Zinc finger nucleases (ZFN) have been developed as powerful tools to increase HR efficiency (Bibikova et al., 2003). ZFN are made of the catalytic domain of FokI fused to ZF repeat modules, specific DNA binding modules, custom combined to target unique stretches of genomic sequence. These enzymes introduce gene specific double strand breaks (DSB) that can be used to manipulate the genome at specific locations (Bibikova et al., 2002). Embryo injection of specific ZFN mRNAs against the gene of interest and a plasmid with target DNA generated recombinants with efficiencies up to 95% (Beumer et al., 2008) (compared to <1% using the classical approach). While clearly very efficient, the technology suffers from the fact that new ZFNs need to be developed (and tested) for each gene one wishes to target; a time consuming and costly endeavor.

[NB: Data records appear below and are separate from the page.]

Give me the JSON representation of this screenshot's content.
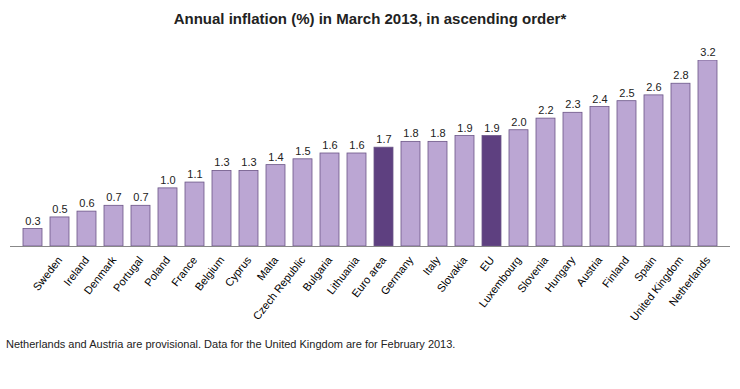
{
  "chart_data": {
    "type": "bar",
    "title": "Annual inflation (%) in March 2013, in ascending order*",
    "annotations": [
      "Netherlands and Austria are provisional. Data for the United Kingdom are for February 2013."
    ],
    "categories": [
      null,
      "Sweden",
      "Ireland",
      "Denmark",
      "Portugal",
      "Poland",
      "France",
      "Belgium",
      "Cyprus",
      "Malta",
      "Czech Republic",
      "Bulgaria",
      "Lithuania",
      "Euro area",
      "Germany",
      "Italy",
      "Slovakia",
      "EU",
      "Luxembourg",
      "Slovenia",
      "Hungary",
      "Austria",
      "Finland",
      "Spain",
      "United Kingdom",
      "Netherlands"
    ],
    "values": [
      0.3,
      0.5,
      0.6,
      0.7,
      0.7,
      1.0,
      1.1,
      1.3,
      1.3,
      1.4,
      1.5,
      1.6,
      1.6,
      1.7,
      1.8,
      1.8,
      1.9,
      1.9,
      2.0,
      2.2,
      2.3,
      2.4,
      2.5,
      2.6,
      2.8,
      3.2
    ],
    "value_labels": [
      "0.3",
      "0.5",
      "0.6",
      "0.7",
      "0.7",
      "1.0",
      "1.1",
      "1.3",
      "1.3",
      "1.4",
      "1.5",
      "1.6",
      "1.6",
      "1.7",
      "1.8",
      "1.8",
      "1.9",
      "1.9",
      "2.0",
      "2.2",
      "2.3",
      "2.4",
      "2.5",
      "2.6",
      "2.8",
      "3.2"
    ],
    "colors": [
      "#bba6d3",
      "#bba6d3",
      "#bba6d3",
      "#bba6d3",
      "#bba6d3",
      "#bba6d3",
      "#bba6d3",
      "#bba6d3",
      "#bba6d3",
      "#bba6d3",
      "#bba6d3",
      "#bba6d3",
      "#bba6d3",
      "#5e4080",
      "#bba6d3",
      "#bba6d3",
      "#bba6d3",
      "#5e4080",
      "#bba6d3",
      "#bba6d3",
      "#bba6d3",
      "#bba6d3",
      "#bba6d3",
      "#bba6d3",
      "#bba6d3",
      "#bba6d3"
    ],
    "data_labels": true,
    "tick_labels": "x",
    "grid": false
  }
}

Here we propose to use ZFN mediated gene replacement to generate one unified efficient tool that allows knock in in almost every gene in the Drosophila genome. Our strategy is based on generating a ZFN that recognizes a P-element transposon sequence. Making a DSB in P-element allows targeting loci located nearby a given P-element. Stock centers maintain tens of thousands of Drosophila stocks harboring molecularly mapped P-elements, and nearly every gene is located close (<5kb) to a given P-element (Bellen et al., 2011). Combining P-element insertions as molecular tags with ZFN technology would allow targeting most genes in the fly genome. Our strategy incorporates a RMCE cassette; thus, once a gene has been targeted, additional alleles of this gene can be obtained. By creating only once a collection of transgenic flies that express the Zn fingers and bear the P-element targeting cassette, there will be no need to inject animals to target a locus of interest as the Zn fingers and targeting constructs can be expressed/activated using inducible promotors. Crosses between fruit flies that harbor the P element and flies expressing the Zn fingers and targeting construct will enable to replace the locus of interest with the RMCE cassette. In subsequent steps this cassette can be targeted to express mutant forms of the gene, with a single injection step needed. As a proof of concept, in this proposal we will target several PD related genes (Mandemakers et al., 2007) in the fruit fly (parkin, pink1, dLRRK, dj-1α, dj-1β and omi) and knock in the clinical mutant alleles in a second step. If successful, this methodology will create a valuable toolkit to study PD in a genetic model organism and the method can easily be expanded to all other genes of the Drosophila genome.

Proof-of-principle: ZFN against yellow, a common marker in P-elements are available and provide us a fast means to test the ease to target the yellow+ P-elements with IMAGO cassettes. Later a ZFN against white, another common marker of transposable elements, will be generated and used for high throughput replacements of all (PD related) genes.

Perspectives: Our novel approach using advanced molecular genetic techniques in Drosophila will, if successful, allow us generate novel, better, models of Parkinson’s disease in Drosophila but also to target virtually every gene in the genome with an RMCE cassette simply by crossing flies. The methodology that I plan to develop will enable researchers to perform large scale structure-function analyses in a very clean and controlled genetic

background and will allow the development of large collections of mutations in groups of genes in a ‘unified’ manner.